Somewhere between the wafting scents of pretzels and hot dogs, there’s a small food cart in New York City (designed by the owner itself) that’s reminiscent of a familiar face, in a crowd of strangers. And that’s exactly what Thiru Kumar, conceptualiser, ‘executive chef’ and sole owner of NY Dosa, a vegan South Indian food cart, has become in the 14 years since he started.
Having won the green card jackpot as far back as 1995, the Sri Lankan native didn’t think twice before bidding goodbye to his career as a dive instructor, or his home land, before packing up his wife Rajini and his 4-year-old daughter at the time, Sajini, to move to New York and give his food cart dream a shot. In fact, he told Mashable that it was a trip to Bangkok that opened up the possibility of such a career and he knew that this is what he wanted to do one day. He inquired with the woman running a food cart there about whether he could cook his own food, she allowed it and ever since, destiny’s been paving its way one crunchy, vegetable-laden uttapam at a time.
As someone who had spent his youth cave diving in jungles, uncovering previously unexplored-by-humans dive spots, and racing motorcycles on makeshift tracks, none of the challenges that came with the vendor dream were enough to put him off. He saved up for years as a gas attendant, managing his friend’s restaurants (The Dosa Hutt) and other odd jobs, finally amassing the $27,000 needed to acquire a special permit that allowed him to vend specifically in Washington Square Park, which was the only place at the time with any vegan restaurants. Even after he pulled this off, people around him were endlessly wary though. Largely because the notion of Indian food was a difficult one at the time, a messy option, and not exactly what you’d want to grab on the street for a quick lunch. But between the piping hot samosas, deliciously crunchy and oily; the freshly griddled dosas, served with ginger chutney and ‘lentil soup’ or the hands down favourite — a snack box filled with minced roti and curry, all priced at an easy $6, it wasn’t long before Kumar’s food cart was a legend in the making.
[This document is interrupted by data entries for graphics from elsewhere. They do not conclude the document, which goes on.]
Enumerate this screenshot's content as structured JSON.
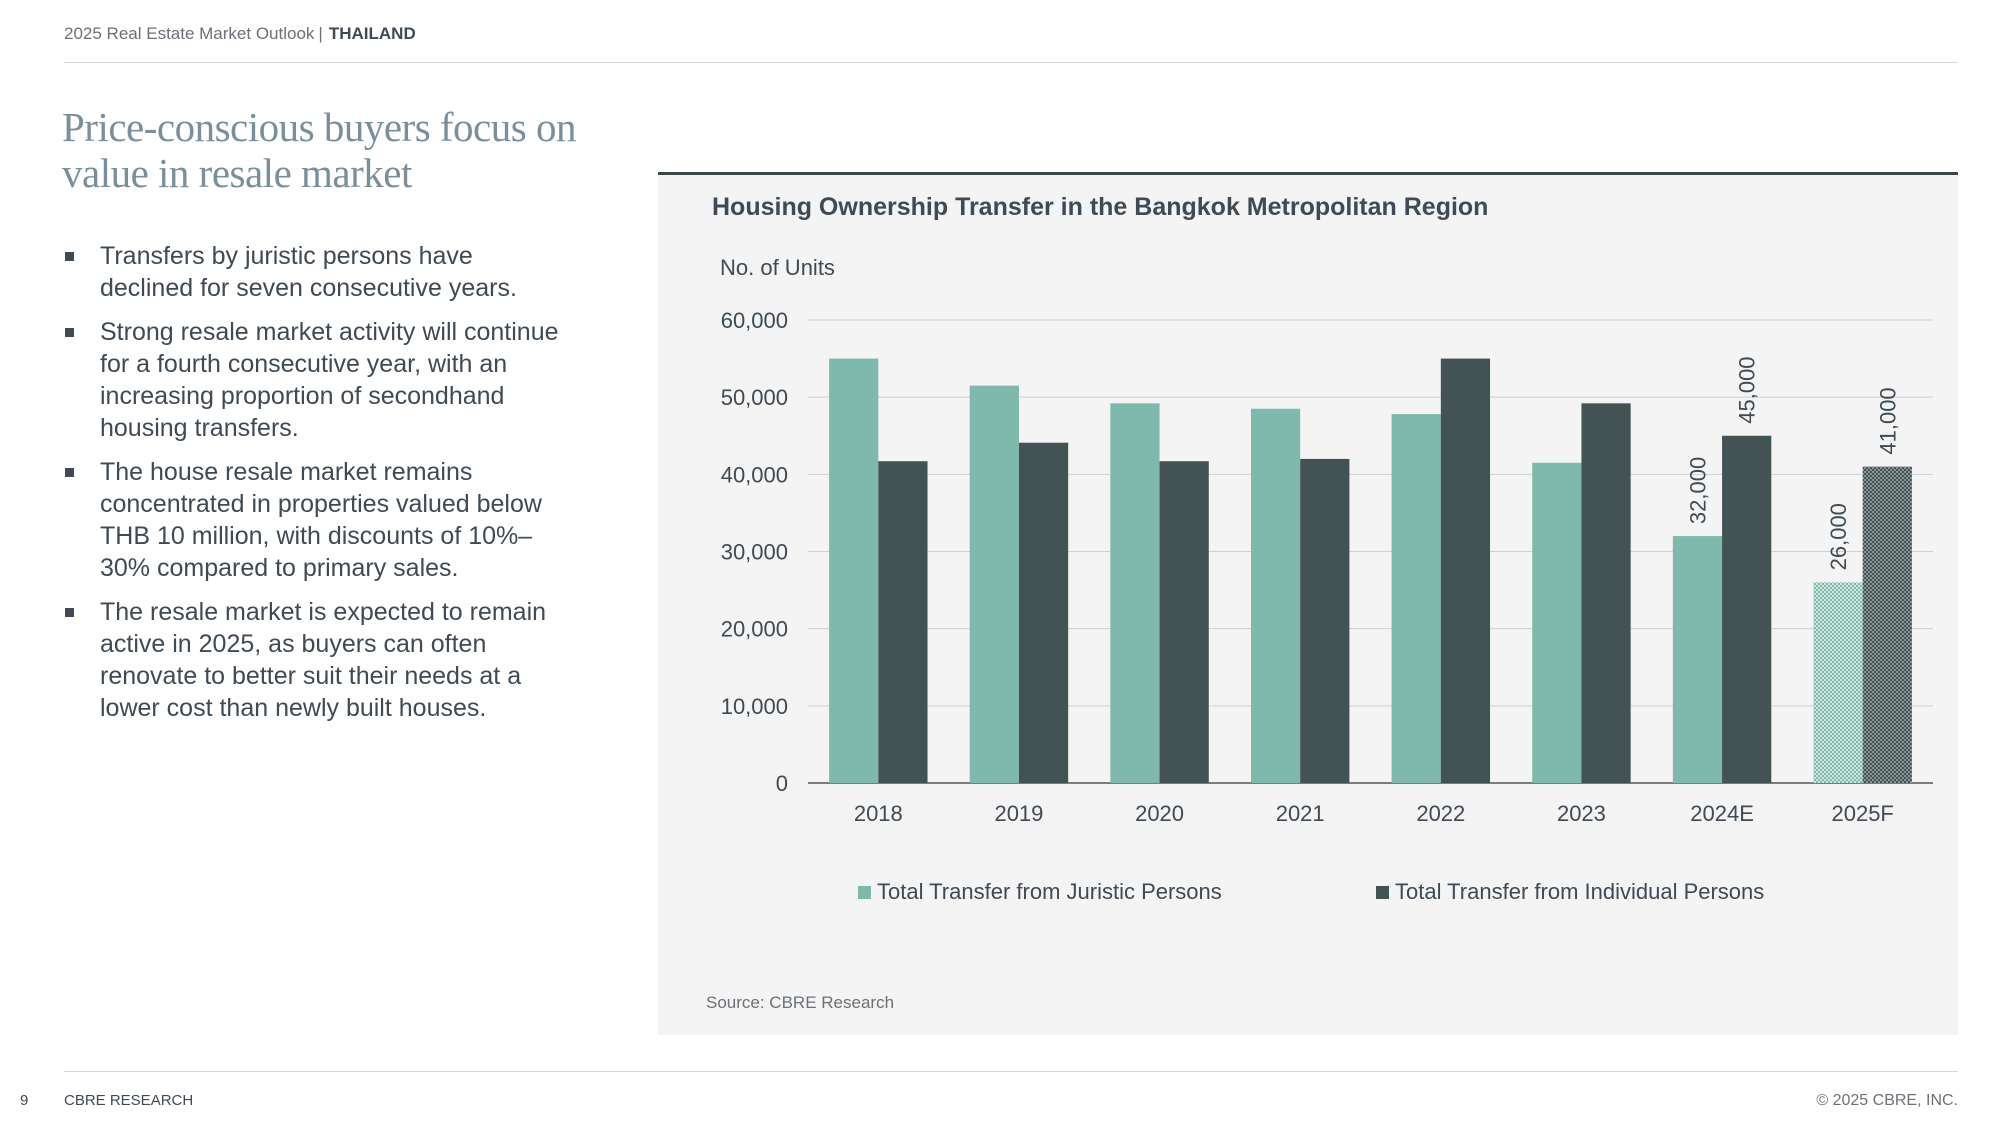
{
  "header": {
    "report": "2025 Real Estate Market Outlook",
    "separator": "|",
    "country": "THAILAND"
  },
  "page_title": "Price-conscious buyers focus on value in resale market",
  "bullets": [
    "Transfers by juristic persons have declined for seven consecutive years.",
    "Strong resale market activity will continue for a fourth consecutive year, with an increasing proportion of secondhand housing transfers.",
    "The house resale market remains concentrated in properties valued below THB 10 million, with discounts of 10%–30% compared to primary sales.",
    "The resale market is expected to remain active in 2025, as buyers can often renovate to better suit their needs at a lower cost than newly built houses."
  ],
  "source": "Source: CBRE Research",
  "footer": {
    "page_number": "9",
    "brand": "CBRE RESEARCH",
    "copyright": "© 2025 CBRE, INC."
  },
  "colors": {
    "juristic": "#7fb9ab",
    "individual": "#435354",
    "panel_bg": "#f4f4f4",
    "title": "#7a8f9c"
  },
  "chart_data": {
    "type": "bar",
    "title": "Housing Ownership Transfer in the Bangkok Metropolitan Region",
    "xlabel": "",
    "ylabel": "No. of Units",
    "ylim": [
      0,
      60000
    ],
    "yticks": [
      0,
      10000,
      20000,
      30000,
      40000,
      50000,
      60000
    ],
    "grid": true,
    "legend_position": "bottom",
    "categories": [
      "2018",
      "2019",
      "2020",
      "2021",
      "2022",
      "2023",
      "2024E",
      "2025F"
    ],
    "series": [
      {
        "name": "Total Transfer from Juristic Persons",
        "values": [
          55000,
          51500,
          49200,
          48500,
          47800,
          41500,
          32000,
          26000
        ],
        "data_labels": [
          null,
          null,
          null,
          null,
          null,
          null,
          "32,000",
          "26,000"
        ]
      },
      {
        "name": "Total Transfer from Individual Persons",
        "values": [
          41700,
          44100,
          41700,
          42000,
          55000,
          49200,
          45000,
          41000
        ],
        "data_labels": [
          null,
          null,
          null,
          null,
          null,
          null,
          "45,000",
          "41,000"
        ]
      }
    ],
    "hatched_categories": [
      "2025F"
    ]
  }
}
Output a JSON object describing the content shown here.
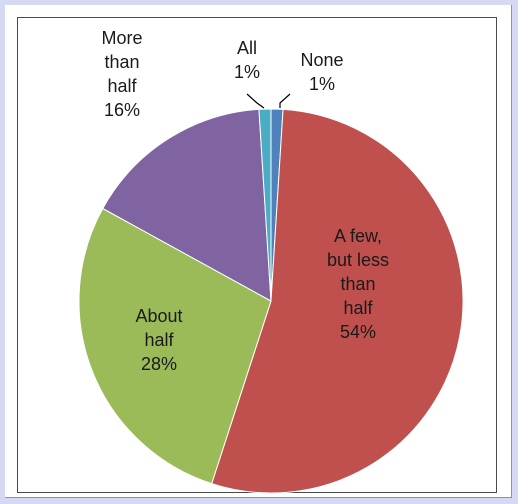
{
  "chart_data": {
    "type": "pie",
    "title": "",
    "legend": "none",
    "slices": [
      {
        "label": "None",
        "value": 1,
        "pct": "1%",
        "color": "#4f81bd"
      },
      {
        "label": "A few, but less than half",
        "label_lines": [
          "A few,",
          "but less",
          "than",
          "half"
        ],
        "value": 54,
        "pct": "54%",
        "color": "#c0504d"
      },
      {
        "label": "About half",
        "label_lines": [
          "About",
          "half"
        ],
        "value": 28,
        "pct": "28%",
        "color": "#9bbb59"
      },
      {
        "label": "More than half",
        "label_lines": [
          "More",
          "than",
          "half"
        ],
        "value": 16,
        "pct": "16%",
        "color": "#8064a2"
      },
      {
        "label": "All",
        "value": 1,
        "pct": "1%",
        "color": "#4bacc6"
      }
    ]
  },
  "colors": {
    "page_background": "#d6d9f3",
    "plot_border": "#4a4a4a",
    "slice_border": "#ffffff"
  }
}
The ‘Udupi-on-wheels’ became a quick favourite amidst the oh-so-vegan yoga/celebrity crew in the area during its initial years, but post winning the 2005 Vendy Awards, Kumar’s modest cart reached dizzying new heights of success. Now, on any given day except Sundays, you can find a hoard of swarming loyals and newly informed customers, between 12 p.m. and 3 p.m. chowing down on whatever goodies Kumar can serve up fastest and freshest. From Russian immigrants to a ‘vegan raastaman’ to Jaffna locals from his own hometown and even village, some of his regulars date back to as many as six to seven years, and they all swear by him completely.
And if these comments on NY Dosa’s Yelp Page speak volumes about anything, it’s the fact that his personality is as important as the food.
Of course, Indianised food carts are hardly an anomaly in this part of the world. Scores of Halal guys have enjoyed their 15 minutes of fame, and two other dosa carts have tried and failed during Kumar’s years on the streets but his first-mover’s advantage seems to have spilled over for a better part of the decade, making his culinary legacy something of a city relic.
For all intents and purposes, this makes Kumar a bonafide proprietor of ‘The American Dream,’ but perhaps the real secret of his success lies in his definition of the same. “Success mean as long as you satisfied what you’re doing, and then you pay all the bills, stay out of trouble — that’s enough success,” he says. “As long as you happy and you [make] surrounding people also happy, then you’re successful.”
Between that philosophy and a really good dosa, nobody else really stood a chance anyway.